Profiling

The setup_and_profile() function is a drop-in replacement for setup_and_train() that profiles your training loop using PyTorch’s built-in profiler.

Simply swap setup_and_train with setup_and_profile:

# Before:
from hippynn.experiment import setup_and_train

setup_and_train(
    training_modules=training_modules,
    database=database,
    setup_params=experiment_params,
)

# After:
from hippynn.experiment import setup_and_profile

setup_and_profile(
    training_modules=training_modules,
    database=database,
    setup_params=experiment_params,
)

By default, the function runs only 3 epochs with 5 batches each, temporarily overriding your max_epochs setting. This provides enough data to capture representative performance patterns without the overhead of a full training run.

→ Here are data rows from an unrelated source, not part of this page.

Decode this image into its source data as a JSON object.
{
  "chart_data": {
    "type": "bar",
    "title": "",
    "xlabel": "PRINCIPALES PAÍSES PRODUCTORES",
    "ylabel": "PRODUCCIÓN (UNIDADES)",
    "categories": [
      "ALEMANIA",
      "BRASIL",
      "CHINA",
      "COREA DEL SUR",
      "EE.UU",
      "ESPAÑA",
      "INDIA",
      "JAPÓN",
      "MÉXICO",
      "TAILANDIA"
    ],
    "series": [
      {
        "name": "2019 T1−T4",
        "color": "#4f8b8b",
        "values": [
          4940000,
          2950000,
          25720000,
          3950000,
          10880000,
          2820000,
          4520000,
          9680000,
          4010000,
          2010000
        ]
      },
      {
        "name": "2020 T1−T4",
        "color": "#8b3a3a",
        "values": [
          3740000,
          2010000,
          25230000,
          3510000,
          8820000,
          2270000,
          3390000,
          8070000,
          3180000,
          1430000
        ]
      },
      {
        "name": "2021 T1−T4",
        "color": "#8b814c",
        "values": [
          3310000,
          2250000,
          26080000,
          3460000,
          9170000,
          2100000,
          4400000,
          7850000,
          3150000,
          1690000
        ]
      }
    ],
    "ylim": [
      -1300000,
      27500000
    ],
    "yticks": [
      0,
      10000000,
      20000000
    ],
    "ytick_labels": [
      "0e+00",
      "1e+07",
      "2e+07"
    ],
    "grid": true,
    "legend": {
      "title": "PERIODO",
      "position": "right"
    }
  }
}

The setup_and_profile() function accepts optional parameters not available in setup_and_train to control the profiling behavior:

setup_and_profile(
    training_modules=training_modules,
    database=database,
    setup_params=experiment_params,
    profile_epochs=5,              # Optional: defaults to 3
    batches_per_epoch=10,          # Optional: defaults to 5
    trace_file="my_trace.json",    # Optional: defaults to "profile_trace.json"
)

After profiling completes, a summary table is printed to the console showing the most time-consuming operations. Additionally, a JSON trace file is saved to disk.

To visualize the detailed timeline, open chrome://tracing in Google Chrome (must be chrome, not firefox or safari) and load the JSON file.